Le cinéaste allemand Werner Herzog a présenté public de la Berlinale la série documentaire Death Row, deuxième round de son combat contre la peine de mort aux États-Unis entamé l'an dernier avec Into The Abyss.

Dans Into the Abyss Herzog se focalisait sur un fait divers, mais avec Death Row -- quatre documentaires de 47 minutes chacun diffusés intégralement lundi soir --, il a voulu élargir sa réflexion.

«Il n'y a aucun débat possible sur le fait qu'un être humain ne devrait pas pouvoir être exécuté par un État, quelle qu'en soit la raison», a-t-il martelé lors d'un débat avec le public au terme de la projection.

Et pour exposer clairement son combat, il a choisi des affaires qui n'ont rien à voir avec des enfants de coeur ou de victimes d'erreur judiciaire.

«J'ai essayé d'étudier les affaires, mais aussi les personnalités, pour avoir une sorte d'éventail de possibilités», a-t-il raconté. «Tourner un documentaire (...) c'est très semblable au tournage d'un film, il faut avoir la bonne distribution».

Le premier criminel présenté, James Barnes, a été condamné pour deux meurtres dont celui de sa femme, il en a revendiqué deux autres, et laissé entendre qu'il avait commis d'autres crimes impunis. Il a tout du tueur en série de films hollywoodiens, intelligents, sans remords, manipulateur.

À lui comme aux autres, Herzog explique dès les premières secondes qu'il n'est pas venu pour les défendre et qu'il n'est pas obligé de les aimer non plus.

Il replace ses sujets dans leur parcours, leur vie, pour montrer que si leurs méfaits sont monstrueux, eux ne sont pas pour autant des monstres.

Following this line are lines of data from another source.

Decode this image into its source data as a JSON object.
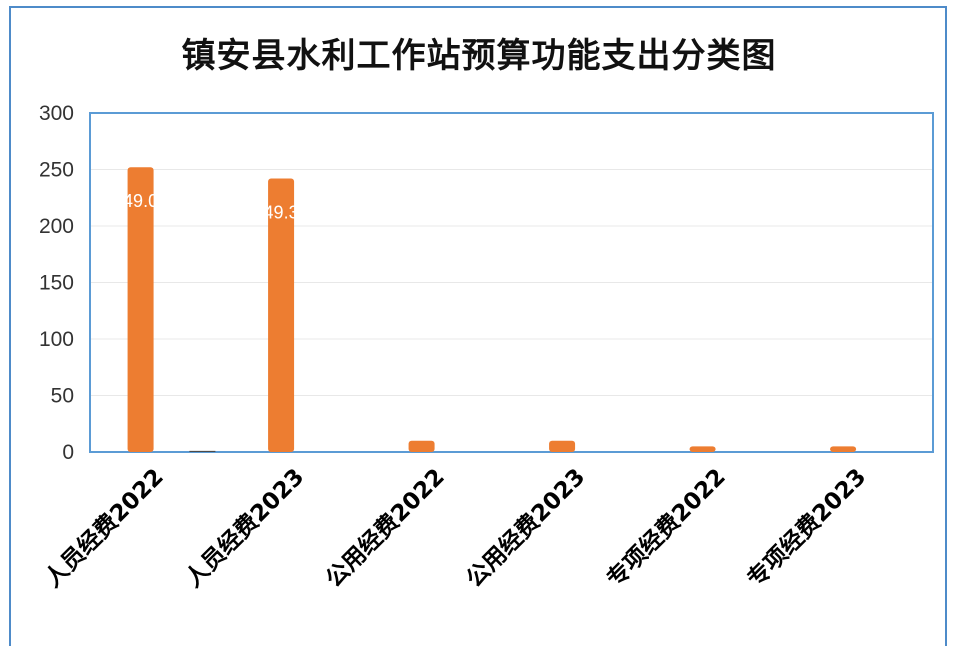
{
  "chart_data": {
    "type": "bar",
    "title": "镇安县水利工作站预算功能支出分类图",
    "categories": [
      "人员经费2022",
      "人员经费2023",
      "公用经费2022",
      "公用经费2023",
      "专项经费2022",
      "专项经费2023"
    ],
    "series": [
      {
        "values": [
          252,
          242,
          10,
          10,
          5,
          5
        ],
        "color": "#ed7d31"
      },
      {
        "values": [
          1,
          0,
          0,
          0,
          0,
          0
        ],
        "color": "#4a4a4a"
      }
    ],
    "data_labels": [
      "49.0",
      "49.3"
    ],
    "ylim": [
      0,
      300
    ],
    "yticks": [
      0,
      50,
      100,
      150,
      200,
      250,
      300
    ],
    "grid": true,
    "legend": "none"
  }
}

Il reprend ainsi une procureure qui lui reproche de vouloir «humaniser» Linda Carty, une femme qui a tué sa voisine pour lui voler son enfant: «je n'ai pas à l'humaniser, c'est un être humain, point final».

Ces manières directes ont créé un bon contact avec les détenus du couloir de la mort, a assuré le réalisateur.

Contrairement à leurs avocats, qui tente de les rassurer, ou à leurs familles, souvent éplorées, «ils m'ont tous apprécié parce que j'étais si franc (...) même s'il y avait bien sûr aussi le risque que l'entretien s'achève au bout de deux minutes», a-t-il reconnu.

Herzog a tourné au Texas et en Floride, deux des 16 États américains qui pratiquent activement la peine de mort -- contrairement à 18 autres dans lesquels elle existe sans être appliquée --, car ils sont ouverts vis-à-vis des médias.

Les entretiens avaient des contraintes strictes: «nous avions dix minutes pour mettre la caméra en place, et 50 pour parler» au condamné. «Il fallait trouver le ton juste tout de suite ou cela risquait de rater».

Cela lui permet de recueillir des témoignages forts, comme celle de George Rivas, qui voit son exécution prochaine pour le meurtre d'un policier lors d'une cavale comme «une libération» à côté des 31 condamnations à perpétuité qu'il purgeait auparavant.

Paradoxalement, ce ne sont pas les tournages en milieu carcéral, parfois à travers une vitre, un grillage, ou par le biais d'un téléphone, qui ont été le plus difficile, a-t-il également révélé.

«C'est seulement quand vous vous asseyez pour faire le montage que tout d'un coup, vous avez le temps, et vous regardez tout, et c'est là que ça vous frappe de plein fouet», a poursuivi Herzog.

Son monteur habituel et lui ne pouvaient travailler que «cinq heures par jour au lieu de huit habituellement» sur les autres productions. Et malgré toute la distance mise avec son sujet, «ce n'est pas comme si cela ne laissait pas de traces».